Mahanagar Prabhati/Godhuli Express (Train No. 703/704) is an intercity passenger train in Bangladesh operated by Bangladesh Railways, which runs between Chittagong Railway Station in Chittagong District and Kamalapur railway station in Dhaka District. The train runs from Chittagong to Dhaka under the name Mahanagar Godhuli and from Dhaka to Chittagong under the name Mahanagar Prabhati. The train connects Feni, Comilla, Brahmanbaria districts along the route. Along with this train, the following trains run on the Chittagong-Dhaka route: Subarna Express, Mahanagar Express, Turna Express, Shonar Bangla Express, Chattala Express, Dhaka/Chittagong Mail and Karnaphuli Express. The base of the train is Chittagong Railway Station.

== History ==
The train was inaugurated on Friday, 25 February 1986. The train officially started running on Saturday, 26 February 1986. At that time, the train was running on the Dhaka - Dohazari route. From 1998, two trains, Mahanagar Prabhati/Godhuli and Turna, started running by sharing rakes. From 2002, the train started running on the Dhaka - Chittagong route.

== Stopover ==
(Sometimes, the stops of a train may be changed by Bangladesh Railway. The following list is valid till 2020.)
- Feni Junction
- Gunawati
- Laksam Junction
- Comilla
- Akhaura Junction
- Brahmanbaria
- Bhairab Bazar Junction
- Narsingdi railway station
- Dhaka Airport railway station

== Rolling stock ==
The train uses a 3000 class locomotive. Previously, 2900 or 2600 class locomotives were used. The train initially ran on a rake of old green-yellow vacuum brake coaches. Later in 2011, this rake was changed to a white Chinese air brake coach rake.
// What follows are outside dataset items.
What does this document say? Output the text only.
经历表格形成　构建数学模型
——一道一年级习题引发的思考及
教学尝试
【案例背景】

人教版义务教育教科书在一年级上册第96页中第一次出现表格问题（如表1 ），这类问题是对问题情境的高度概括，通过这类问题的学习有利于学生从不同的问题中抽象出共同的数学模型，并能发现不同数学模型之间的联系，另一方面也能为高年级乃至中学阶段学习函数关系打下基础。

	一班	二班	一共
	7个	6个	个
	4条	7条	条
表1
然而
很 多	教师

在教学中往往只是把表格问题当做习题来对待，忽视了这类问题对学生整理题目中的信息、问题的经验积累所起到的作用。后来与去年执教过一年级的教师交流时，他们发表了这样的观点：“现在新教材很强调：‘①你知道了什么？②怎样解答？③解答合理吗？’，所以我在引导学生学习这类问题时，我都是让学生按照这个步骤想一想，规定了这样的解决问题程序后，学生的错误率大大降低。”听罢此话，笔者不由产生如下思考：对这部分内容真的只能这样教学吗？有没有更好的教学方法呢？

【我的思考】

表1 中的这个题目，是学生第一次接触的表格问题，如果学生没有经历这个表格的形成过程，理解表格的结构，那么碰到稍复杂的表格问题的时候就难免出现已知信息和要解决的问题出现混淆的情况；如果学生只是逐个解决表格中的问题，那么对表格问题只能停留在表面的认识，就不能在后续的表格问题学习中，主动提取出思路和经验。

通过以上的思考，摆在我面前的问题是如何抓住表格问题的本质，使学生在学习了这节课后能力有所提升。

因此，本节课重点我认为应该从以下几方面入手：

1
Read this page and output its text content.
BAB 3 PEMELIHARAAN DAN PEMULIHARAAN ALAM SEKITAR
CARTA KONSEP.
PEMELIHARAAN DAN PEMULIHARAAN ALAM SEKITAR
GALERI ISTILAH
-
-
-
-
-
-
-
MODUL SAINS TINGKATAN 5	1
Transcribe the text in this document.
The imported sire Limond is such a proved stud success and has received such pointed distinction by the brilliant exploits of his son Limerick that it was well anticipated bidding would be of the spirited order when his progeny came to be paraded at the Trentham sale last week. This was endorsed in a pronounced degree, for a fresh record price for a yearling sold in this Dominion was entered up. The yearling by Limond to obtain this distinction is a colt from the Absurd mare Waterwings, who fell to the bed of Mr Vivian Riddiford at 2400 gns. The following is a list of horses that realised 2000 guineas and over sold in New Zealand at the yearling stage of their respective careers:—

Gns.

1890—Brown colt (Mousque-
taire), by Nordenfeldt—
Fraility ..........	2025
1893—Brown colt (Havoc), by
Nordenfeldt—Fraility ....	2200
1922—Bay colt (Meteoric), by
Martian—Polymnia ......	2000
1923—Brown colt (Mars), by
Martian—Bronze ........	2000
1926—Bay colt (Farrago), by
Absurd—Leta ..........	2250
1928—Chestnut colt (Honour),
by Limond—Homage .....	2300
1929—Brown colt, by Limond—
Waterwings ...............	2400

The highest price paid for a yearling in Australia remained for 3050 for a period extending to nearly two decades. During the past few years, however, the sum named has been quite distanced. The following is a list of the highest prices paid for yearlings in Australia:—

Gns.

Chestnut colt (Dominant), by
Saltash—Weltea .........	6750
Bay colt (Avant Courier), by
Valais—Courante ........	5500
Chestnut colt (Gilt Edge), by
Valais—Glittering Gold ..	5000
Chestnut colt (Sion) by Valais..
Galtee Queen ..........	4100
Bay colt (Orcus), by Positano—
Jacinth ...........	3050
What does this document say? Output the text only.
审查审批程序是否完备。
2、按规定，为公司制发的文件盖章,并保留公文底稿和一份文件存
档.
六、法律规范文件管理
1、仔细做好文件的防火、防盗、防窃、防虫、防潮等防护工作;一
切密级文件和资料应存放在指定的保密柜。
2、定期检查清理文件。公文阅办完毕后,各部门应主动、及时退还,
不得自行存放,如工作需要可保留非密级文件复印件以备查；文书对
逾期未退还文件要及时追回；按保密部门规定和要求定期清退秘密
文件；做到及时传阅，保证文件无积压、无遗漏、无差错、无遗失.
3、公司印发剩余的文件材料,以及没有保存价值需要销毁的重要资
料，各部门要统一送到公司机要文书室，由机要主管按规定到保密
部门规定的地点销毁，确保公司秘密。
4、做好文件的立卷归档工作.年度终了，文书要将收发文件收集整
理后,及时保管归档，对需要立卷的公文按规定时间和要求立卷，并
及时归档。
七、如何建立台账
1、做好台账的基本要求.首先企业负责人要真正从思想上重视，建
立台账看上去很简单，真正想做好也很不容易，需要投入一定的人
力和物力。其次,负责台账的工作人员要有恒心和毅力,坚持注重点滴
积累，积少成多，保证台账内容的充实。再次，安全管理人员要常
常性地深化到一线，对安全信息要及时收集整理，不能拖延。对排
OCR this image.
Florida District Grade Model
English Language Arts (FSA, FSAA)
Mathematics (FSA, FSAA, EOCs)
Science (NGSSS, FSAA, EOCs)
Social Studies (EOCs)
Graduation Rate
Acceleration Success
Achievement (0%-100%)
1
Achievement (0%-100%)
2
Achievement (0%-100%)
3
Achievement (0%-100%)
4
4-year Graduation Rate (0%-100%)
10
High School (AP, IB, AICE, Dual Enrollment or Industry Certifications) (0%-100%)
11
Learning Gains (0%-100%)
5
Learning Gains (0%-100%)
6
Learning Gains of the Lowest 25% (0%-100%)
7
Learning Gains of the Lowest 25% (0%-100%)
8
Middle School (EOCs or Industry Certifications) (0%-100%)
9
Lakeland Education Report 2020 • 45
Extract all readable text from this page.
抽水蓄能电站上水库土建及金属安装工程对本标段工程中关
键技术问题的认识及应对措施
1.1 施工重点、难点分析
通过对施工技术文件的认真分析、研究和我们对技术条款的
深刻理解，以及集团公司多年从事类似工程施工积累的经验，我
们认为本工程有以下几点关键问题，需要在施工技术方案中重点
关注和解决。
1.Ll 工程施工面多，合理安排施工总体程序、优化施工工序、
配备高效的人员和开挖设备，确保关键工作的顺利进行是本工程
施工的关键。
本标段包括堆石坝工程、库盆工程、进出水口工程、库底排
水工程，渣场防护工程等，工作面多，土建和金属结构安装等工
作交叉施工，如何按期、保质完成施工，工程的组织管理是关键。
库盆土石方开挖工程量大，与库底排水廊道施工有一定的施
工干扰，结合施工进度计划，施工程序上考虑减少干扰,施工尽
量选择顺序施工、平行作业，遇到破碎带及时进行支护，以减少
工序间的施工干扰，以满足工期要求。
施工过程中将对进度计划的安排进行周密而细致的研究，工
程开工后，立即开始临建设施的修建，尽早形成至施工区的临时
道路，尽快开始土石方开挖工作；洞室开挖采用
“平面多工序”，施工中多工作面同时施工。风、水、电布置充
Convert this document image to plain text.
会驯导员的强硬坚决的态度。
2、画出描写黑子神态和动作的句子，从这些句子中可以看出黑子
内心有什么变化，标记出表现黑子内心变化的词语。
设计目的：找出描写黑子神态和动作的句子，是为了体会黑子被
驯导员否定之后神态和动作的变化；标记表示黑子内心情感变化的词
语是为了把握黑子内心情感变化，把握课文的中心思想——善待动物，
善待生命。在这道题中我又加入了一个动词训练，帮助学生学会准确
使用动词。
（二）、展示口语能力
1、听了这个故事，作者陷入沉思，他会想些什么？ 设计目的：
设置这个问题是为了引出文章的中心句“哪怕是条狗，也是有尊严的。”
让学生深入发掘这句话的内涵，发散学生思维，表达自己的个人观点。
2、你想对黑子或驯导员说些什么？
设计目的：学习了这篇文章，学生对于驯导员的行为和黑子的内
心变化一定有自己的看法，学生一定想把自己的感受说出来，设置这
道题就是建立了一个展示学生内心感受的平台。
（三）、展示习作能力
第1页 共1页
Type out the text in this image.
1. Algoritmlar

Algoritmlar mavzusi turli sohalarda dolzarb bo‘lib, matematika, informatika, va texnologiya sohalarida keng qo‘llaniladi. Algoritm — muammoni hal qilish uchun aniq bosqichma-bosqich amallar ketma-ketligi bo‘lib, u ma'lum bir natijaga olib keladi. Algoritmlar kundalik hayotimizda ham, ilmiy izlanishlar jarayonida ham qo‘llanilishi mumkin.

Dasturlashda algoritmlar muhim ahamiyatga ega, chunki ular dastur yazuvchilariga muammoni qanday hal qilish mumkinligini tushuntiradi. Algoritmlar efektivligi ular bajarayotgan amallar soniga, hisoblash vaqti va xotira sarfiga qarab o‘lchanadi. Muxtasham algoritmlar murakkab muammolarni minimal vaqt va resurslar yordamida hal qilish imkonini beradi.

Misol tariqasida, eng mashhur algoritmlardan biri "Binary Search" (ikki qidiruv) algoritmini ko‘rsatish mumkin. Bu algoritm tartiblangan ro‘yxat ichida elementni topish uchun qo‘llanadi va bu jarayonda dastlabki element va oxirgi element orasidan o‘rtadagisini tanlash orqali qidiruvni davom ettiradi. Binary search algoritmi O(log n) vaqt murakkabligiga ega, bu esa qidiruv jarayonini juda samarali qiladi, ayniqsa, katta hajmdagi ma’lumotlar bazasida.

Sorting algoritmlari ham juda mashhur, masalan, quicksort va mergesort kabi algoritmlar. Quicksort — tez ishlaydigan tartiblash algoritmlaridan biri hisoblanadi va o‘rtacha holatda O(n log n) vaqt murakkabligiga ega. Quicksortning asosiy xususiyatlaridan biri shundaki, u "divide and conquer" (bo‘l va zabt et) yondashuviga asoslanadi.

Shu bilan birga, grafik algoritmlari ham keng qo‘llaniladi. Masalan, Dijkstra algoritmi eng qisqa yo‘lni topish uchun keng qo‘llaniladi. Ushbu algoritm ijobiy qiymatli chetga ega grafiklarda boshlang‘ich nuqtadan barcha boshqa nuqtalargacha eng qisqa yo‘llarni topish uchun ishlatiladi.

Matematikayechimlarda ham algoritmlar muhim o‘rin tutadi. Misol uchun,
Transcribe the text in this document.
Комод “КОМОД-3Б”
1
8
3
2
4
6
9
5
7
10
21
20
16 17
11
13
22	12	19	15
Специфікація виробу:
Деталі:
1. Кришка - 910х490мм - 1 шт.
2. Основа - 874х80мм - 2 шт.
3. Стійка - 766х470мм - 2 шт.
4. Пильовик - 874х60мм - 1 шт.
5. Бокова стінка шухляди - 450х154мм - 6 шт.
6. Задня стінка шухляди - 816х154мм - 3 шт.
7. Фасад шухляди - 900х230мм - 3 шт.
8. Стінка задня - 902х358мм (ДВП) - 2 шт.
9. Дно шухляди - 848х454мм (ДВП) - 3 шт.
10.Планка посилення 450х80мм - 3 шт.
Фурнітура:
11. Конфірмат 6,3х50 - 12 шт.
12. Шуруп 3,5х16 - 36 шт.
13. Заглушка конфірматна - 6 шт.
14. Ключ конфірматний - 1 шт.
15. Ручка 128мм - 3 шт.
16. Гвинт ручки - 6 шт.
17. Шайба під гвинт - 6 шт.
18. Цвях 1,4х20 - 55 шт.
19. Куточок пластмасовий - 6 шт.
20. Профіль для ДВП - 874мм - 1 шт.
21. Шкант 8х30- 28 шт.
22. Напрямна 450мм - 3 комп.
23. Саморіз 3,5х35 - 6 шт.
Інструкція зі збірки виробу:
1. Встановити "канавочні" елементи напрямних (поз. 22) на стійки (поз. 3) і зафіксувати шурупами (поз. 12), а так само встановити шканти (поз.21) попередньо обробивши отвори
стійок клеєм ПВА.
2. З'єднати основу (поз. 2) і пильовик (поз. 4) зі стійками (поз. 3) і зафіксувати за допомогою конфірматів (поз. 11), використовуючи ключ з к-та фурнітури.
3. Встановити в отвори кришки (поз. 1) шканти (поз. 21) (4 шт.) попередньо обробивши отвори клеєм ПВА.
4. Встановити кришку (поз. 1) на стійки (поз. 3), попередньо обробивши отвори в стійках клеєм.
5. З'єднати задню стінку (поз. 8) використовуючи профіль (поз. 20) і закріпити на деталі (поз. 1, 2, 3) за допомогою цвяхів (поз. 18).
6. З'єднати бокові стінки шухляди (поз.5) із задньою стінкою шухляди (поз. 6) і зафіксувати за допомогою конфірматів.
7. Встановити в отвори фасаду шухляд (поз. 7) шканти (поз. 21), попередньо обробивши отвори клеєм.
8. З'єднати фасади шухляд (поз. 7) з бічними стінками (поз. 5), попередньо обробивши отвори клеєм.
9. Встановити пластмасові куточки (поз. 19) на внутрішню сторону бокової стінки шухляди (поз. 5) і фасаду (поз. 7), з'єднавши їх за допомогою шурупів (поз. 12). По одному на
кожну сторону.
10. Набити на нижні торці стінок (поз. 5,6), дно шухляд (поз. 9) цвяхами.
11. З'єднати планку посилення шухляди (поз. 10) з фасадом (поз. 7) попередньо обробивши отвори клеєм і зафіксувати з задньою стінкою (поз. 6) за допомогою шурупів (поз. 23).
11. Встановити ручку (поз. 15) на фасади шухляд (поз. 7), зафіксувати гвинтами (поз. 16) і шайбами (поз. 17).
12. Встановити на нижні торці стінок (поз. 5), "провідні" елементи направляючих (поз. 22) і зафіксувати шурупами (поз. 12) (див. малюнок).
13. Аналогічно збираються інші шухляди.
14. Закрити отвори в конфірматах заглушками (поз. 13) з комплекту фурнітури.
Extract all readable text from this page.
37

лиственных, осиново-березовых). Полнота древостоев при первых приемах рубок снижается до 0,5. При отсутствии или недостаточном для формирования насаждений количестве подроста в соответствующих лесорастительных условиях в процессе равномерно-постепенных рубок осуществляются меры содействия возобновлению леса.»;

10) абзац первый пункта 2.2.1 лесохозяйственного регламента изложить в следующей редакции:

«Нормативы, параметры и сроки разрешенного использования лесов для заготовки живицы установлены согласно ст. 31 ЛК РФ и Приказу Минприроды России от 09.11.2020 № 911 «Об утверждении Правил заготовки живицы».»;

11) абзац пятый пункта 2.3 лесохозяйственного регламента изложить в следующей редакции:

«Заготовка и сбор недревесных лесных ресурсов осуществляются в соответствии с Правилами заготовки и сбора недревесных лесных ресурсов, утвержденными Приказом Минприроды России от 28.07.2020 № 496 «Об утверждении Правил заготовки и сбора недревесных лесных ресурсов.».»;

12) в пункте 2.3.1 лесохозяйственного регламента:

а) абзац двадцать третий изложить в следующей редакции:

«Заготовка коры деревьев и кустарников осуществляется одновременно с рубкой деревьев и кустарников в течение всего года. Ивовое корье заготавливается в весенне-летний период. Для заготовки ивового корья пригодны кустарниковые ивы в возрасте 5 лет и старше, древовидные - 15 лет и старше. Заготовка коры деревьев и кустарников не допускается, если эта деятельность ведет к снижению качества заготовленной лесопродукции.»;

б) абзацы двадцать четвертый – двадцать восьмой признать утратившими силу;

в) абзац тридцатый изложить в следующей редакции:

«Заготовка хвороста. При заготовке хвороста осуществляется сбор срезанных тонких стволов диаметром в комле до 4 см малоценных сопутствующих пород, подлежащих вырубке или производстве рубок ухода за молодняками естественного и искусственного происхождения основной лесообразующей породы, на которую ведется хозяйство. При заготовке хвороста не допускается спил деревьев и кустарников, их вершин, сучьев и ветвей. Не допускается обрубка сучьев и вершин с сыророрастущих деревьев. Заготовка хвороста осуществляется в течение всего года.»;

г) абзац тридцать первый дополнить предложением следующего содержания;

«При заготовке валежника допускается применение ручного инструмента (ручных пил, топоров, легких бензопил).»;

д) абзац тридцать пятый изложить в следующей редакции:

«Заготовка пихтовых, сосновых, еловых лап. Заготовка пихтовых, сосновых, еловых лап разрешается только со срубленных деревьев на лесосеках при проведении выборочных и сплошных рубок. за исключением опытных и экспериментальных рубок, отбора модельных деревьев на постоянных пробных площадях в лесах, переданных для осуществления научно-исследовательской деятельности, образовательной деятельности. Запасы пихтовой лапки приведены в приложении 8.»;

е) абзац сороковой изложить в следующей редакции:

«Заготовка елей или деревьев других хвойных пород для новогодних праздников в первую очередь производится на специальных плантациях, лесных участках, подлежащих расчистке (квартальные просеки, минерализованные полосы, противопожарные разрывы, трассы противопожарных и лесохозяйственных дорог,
Later, the train's rake was changed again to red-green Indonesian air brake PT Inka 2016 model coach rake. Currently, the train runs on a 18/36 load. Out of these 18 coaches, there are 5 AC chairs, 3 AC sleepers, 1 non-AC sleepers, 6 fully shovon chairs, 2 shovon chairs guard brake + dining car and 1 power car. When passenger demand increases (such as during Eid), the train is run on a 21/42 load. Currently, it is being operated with state-of-the-art coaches imported from Korea.